Living history performance lets you meet Hawaii's 'Dr. Volcano'

HAWAII VOLCANOES NATIONAL PARK _ You might call him "Dr. Volcano."

All of a sudden, it's 1912, and the man wearing the Roosevelt button (Teddy) and the big felt hat with a Yosemite Sam brim is telling you all about how he came to be here studying volcanoes in a remote part of the Hawaiian Islands.

It had a lot to do with a volcanic explosion 10 years earlier on the Caribbean island of Martinique, where more than 28,000 people died. A subsequent visit there by Massachusetts Institute of Technology geologist Thomas A. Jaggar convinced him that science needed to know how to protect people from such cataclysms.

Now, thanks to a meticulously researched costumed re-enactment by actor Dick Hershberger, visitors to this park's Kilauea Visitor Center get to hobnob with Dr.

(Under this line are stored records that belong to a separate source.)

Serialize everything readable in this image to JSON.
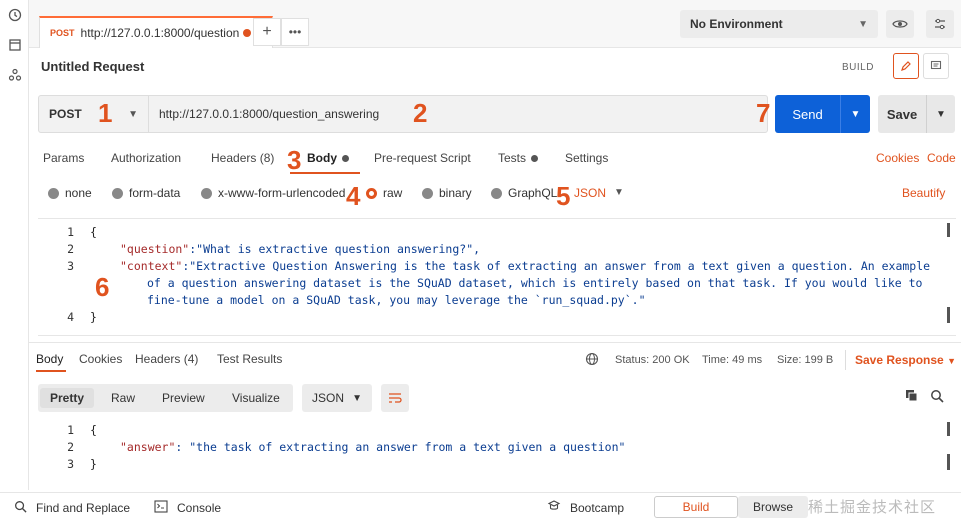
{
  "tab": {
    "method": "POST",
    "url": "http://127.0.0.1:8000/question..."
  },
  "environment": {
    "label": "No Environment"
  },
  "request": {
    "title": "Untitled Request",
    "build_label": "BUILD",
    "method": "POST",
    "url": "http://127.0.0.1:8000/question_answering",
    "send_label": "Send",
    "save_label": "Save"
  },
  "req_tabs": {
    "params": "Params",
    "authorization": "Authorization",
    "headers": "Headers (8)",
    "body": "Body",
    "prerequest": "Pre-request Script",
    "tests": "Tests",
    "settings": "Settings",
    "cookies": "Cookies",
    "code": "Code"
  },
  "body_types": {
    "none": "none",
    "form_data": "form-data",
    "urlencoded": "x-www-form-urlencoded",
    "raw": "raw",
    "binary": "binary",
    "graphql": "GraphQL",
    "format": "JSON",
    "beautify": "Beautify"
  },
  "request_body": {
    "line_numbers": [
      "1",
      "2",
      "3",
      "",
      "",
      "4"
    ],
    "l1": "{",
    "l2_key": "\"question\"",
    "l2_val": ":\"What is extractive question answering?\",",
    "l3_key": "\"context\"",
    "l3_val": ":\"Extractive Question Answering is the task of extracting an answer from a text given a question. An example",
    "l3_wrap1": "of a question answering dataset is the SQuAD dataset, which is entirely based on that task. If you would like to",
    "l3_wrap2": "fine-tune a model on a SQuAD task, you may leverage the `run_squad.py`.\"",
    "l4": "}"
  },
  "resp_tabs": {
    "body": "Body",
    "cookies": "Cookies",
    "headers": "Headers (4)",
    "tests": "Test Results"
  },
  "response_status": {
    "status": "Status: 200 OK",
    "time": "Time: 49 ms",
    "size": "Size: 199 B",
    "save_response": "Save Response"
  },
  "resp_view": {
    "pretty": "Pretty",
    "raw": "Raw",
    "preview": "Preview",
    "visualize": "Visualize",
    "format": "JSON"
  },
  "response_body": {
    "ln1": "1",
    "ln2": "2",
    "ln3": "3",
    "l1": "{",
    "l2_key": "\"answer\"",
    "l2_val": ": \"the task of extracting an answer from a text given a question\"",
    "l3": "}"
  },
  "footer": {
    "find_replace": "Find and Replace",
    "console": "Console",
    "bootcamp": "Bootcamp",
    "build": "Build",
    "browse": "Browse"
  },
  "annotations": [
    "1",
    "2",
    "3",
    "4",
    "5",
    "6",
    "7"
  ],
  "watermark": "稀土掘金技术社区",
  "colors": {
    "accent": "#e0531f",
    "send": "#0d61d8"
  }
}
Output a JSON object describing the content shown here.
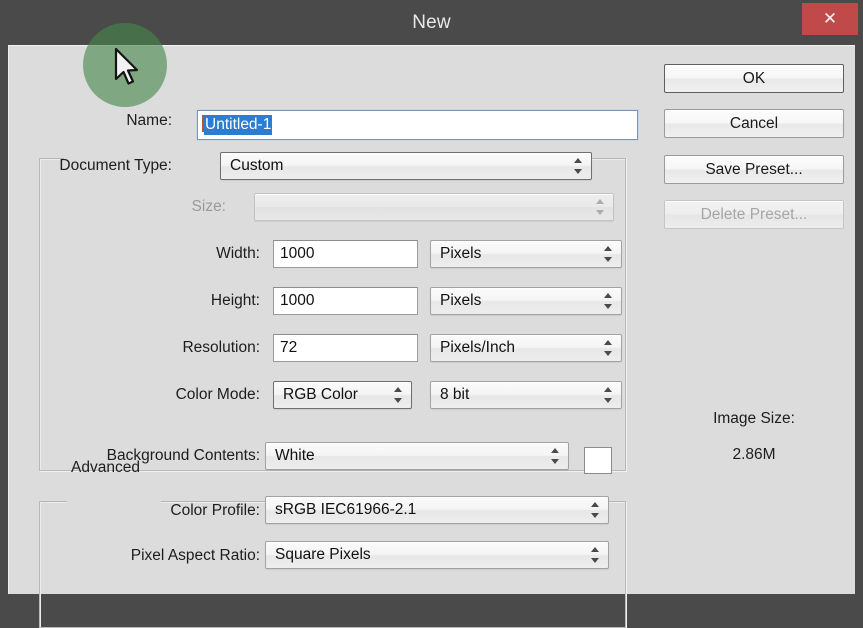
{
  "window": {
    "title": "New",
    "close_label": "✕"
  },
  "name_row": {
    "label": "Name:",
    "value": "Untitled-1",
    "selected": true
  },
  "preset_group": {
    "document_type": {
      "label": "Document Type:",
      "value": "Custom",
      "enabled": true
    },
    "size": {
      "label": "Size:",
      "value": "",
      "enabled": false
    },
    "width": {
      "label": "Width:",
      "value": "1000",
      "unit": "Pixels"
    },
    "height": {
      "label": "Height:",
      "value": "1000",
      "unit": "Pixels"
    },
    "resolution": {
      "label": "Resolution:",
      "value": "72",
      "unit": "Pixels/Inch"
    },
    "color_mode": {
      "label": "Color Mode:",
      "value": "RGB Color",
      "depth": "8 bit"
    },
    "background_contents": {
      "label": "Background Contents:",
      "value": "White",
      "swatch_color": "#ffffff"
    }
  },
  "advanced_group": {
    "legend": "Advanced",
    "color_profile": {
      "label": "Color Profile:",
      "value": "sRGB IEC61966-2.1"
    },
    "pixel_aspect_ratio": {
      "label": "Pixel Aspect Ratio:",
      "value": "Square Pixels"
    }
  },
  "buttons": {
    "ok": "OK",
    "cancel": "Cancel",
    "save_preset": "Save Preset...",
    "delete_preset": "Delete Preset..."
  },
  "image_size": {
    "label": "Image Size:",
    "value": "2.86M"
  },
  "colors": {
    "titlebar": "#4a4a4a",
    "dialog_bg": "#dcdcdc",
    "close_button": "#c04a4a",
    "selection": "#2b7cd3",
    "click_halo": "#46874a"
  }
}
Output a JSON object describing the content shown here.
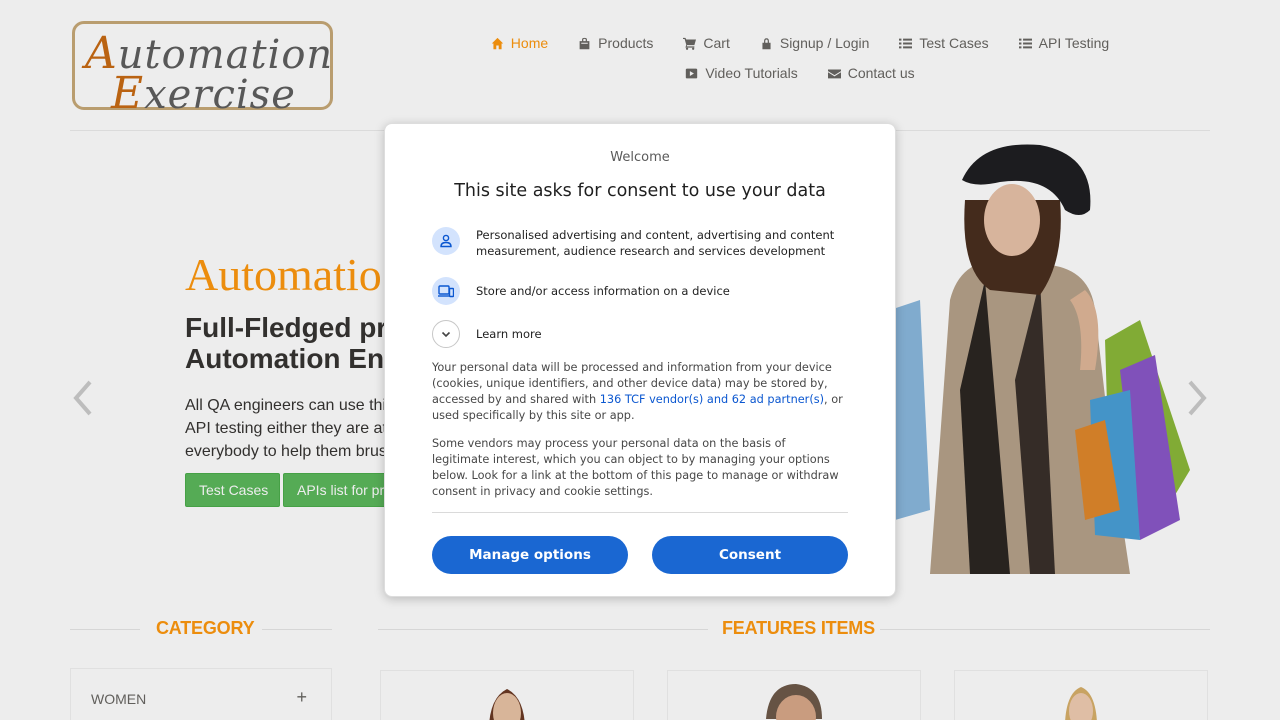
{
  "logo": {
    "line1_cap": "A",
    "line1_rest": "utomation",
    "line2_cap": "E",
    "line2_rest": "xercise"
  },
  "nav": {
    "row1": [
      {
        "label": "Home",
        "icon": "home-icon",
        "active": true
      },
      {
        "label": "Products",
        "icon": "products-icon"
      },
      {
        "label": "Cart",
        "icon": "cart-icon"
      },
      {
        "label": "Signup / Login",
        "icon": "lock-icon"
      },
      {
        "label": "Test Cases",
        "icon": "list-icon"
      },
      {
        "label": "API Testing",
        "icon": "list-icon"
      }
    ],
    "row2": [
      {
        "label": "Video Tutorials",
        "icon": "youtube-icon"
      },
      {
        "label": "Contact us",
        "icon": "envelope-icon"
      }
    ]
  },
  "slider": {
    "title": "Automatio",
    "subtitle_line1": "Full-Fledged pra",
    "subtitle_line2": "Automation Eng",
    "text_line1": "All QA engineers can use thi",
    "text_line2": "API testing either they are at",
    "text_line3": "everybody to help them brus",
    "button_test_cases": "Test Cases",
    "button_apis": "APIs list for pr"
  },
  "sections": {
    "category": "CATEGORY",
    "features": "FEATURES ITEMS"
  },
  "category_items": [
    {
      "label": "WOMEN",
      "toggle": "+"
    }
  ],
  "consent": {
    "welcome": "Welcome",
    "heading": "This site asks for consent to use your data",
    "purpose1": "Personalised advertising and content, advertising and content measurement, audience research and services development",
    "purpose2": "Store and/or access information on a device",
    "learn_more": "Learn more",
    "para1_before": "Your personal data will be processed and information from your device (cookies, unique identifiers, and other device data) may be stored by, accessed by and shared with ",
    "para1_link": "136 TCF vendor(s) and 62 ad partner(s)",
    "para1_after": ", or used specifically by this site or app.",
    "para2": "Some vendors may process your personal data on the basis of legitimate interest, which you can object to by managing your options below. Look for a link at the bottom of this page to manage or withdraw consent in privacy and cookie settings.",
    "manage_options": "Manage options",
    "consent_button": "Consent"
  },
  "colors": {
    "accent": "#fe980f",
    "button_blue": "#1a67d2",
    "green": "#5cb85c"
  }
}
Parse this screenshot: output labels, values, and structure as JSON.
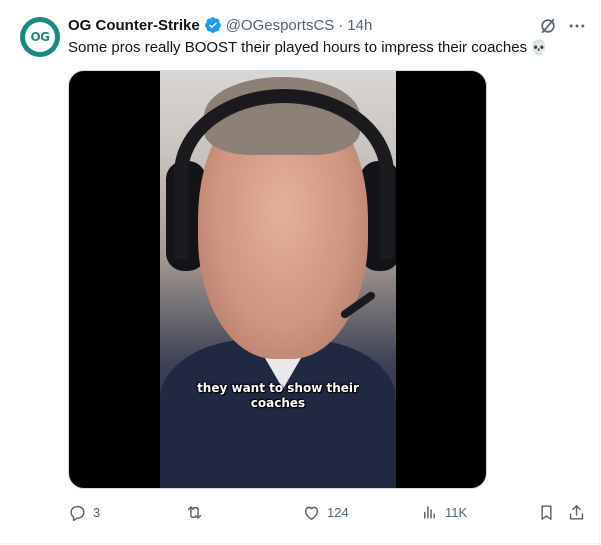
{
  "author": {
    "name": "OG Counter-Strike",
    "handle": "@OGesportsCS",
    "separator": "·",
    "time": "14h",
    "avatar_text": "OG",
    "verified": true
  },
  "tweet": {
    "text": "Some pros really BOOST their played hours to impress their coaches",
    "emoji_icon": "skull-emoji",
    "emoji_char": "💀"
  },
  "media": {
    "caption_line1": "they want to show their",
    "caption_line2": "coaches"
  },
  "actions": {
    "reply_count": "3",
    "repost_count": "",
    "like_count": "124",
    "views_count": "11K"
  },
  "colors": {
    "brand": "#1a8a7e",
    "verified": "#1d9bf0",
    "muted": "#536471",
    "text": "#0f1419"
  }
}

Jaggar, who founded the Hawaiian Volcano Observatory, which continues its research here to this day.

"My colleagues scoffed and told me my mission was to study rocks, not save people's lives," Jaggar/Hershberger tells visitors. "They called me a geological missionary!"

The program takes place in the Whitney Vault, a geothermally-warmed 16-by-12-foot underground lab that still has original seismograph equipment, and is located in front of the park's Volcano House inn.

Introducing "Jaggar," park volunteer Jane Field instructs visitors, "Ask him questions today and he will give you answers that are cutting-edge science _ that is 105 years old."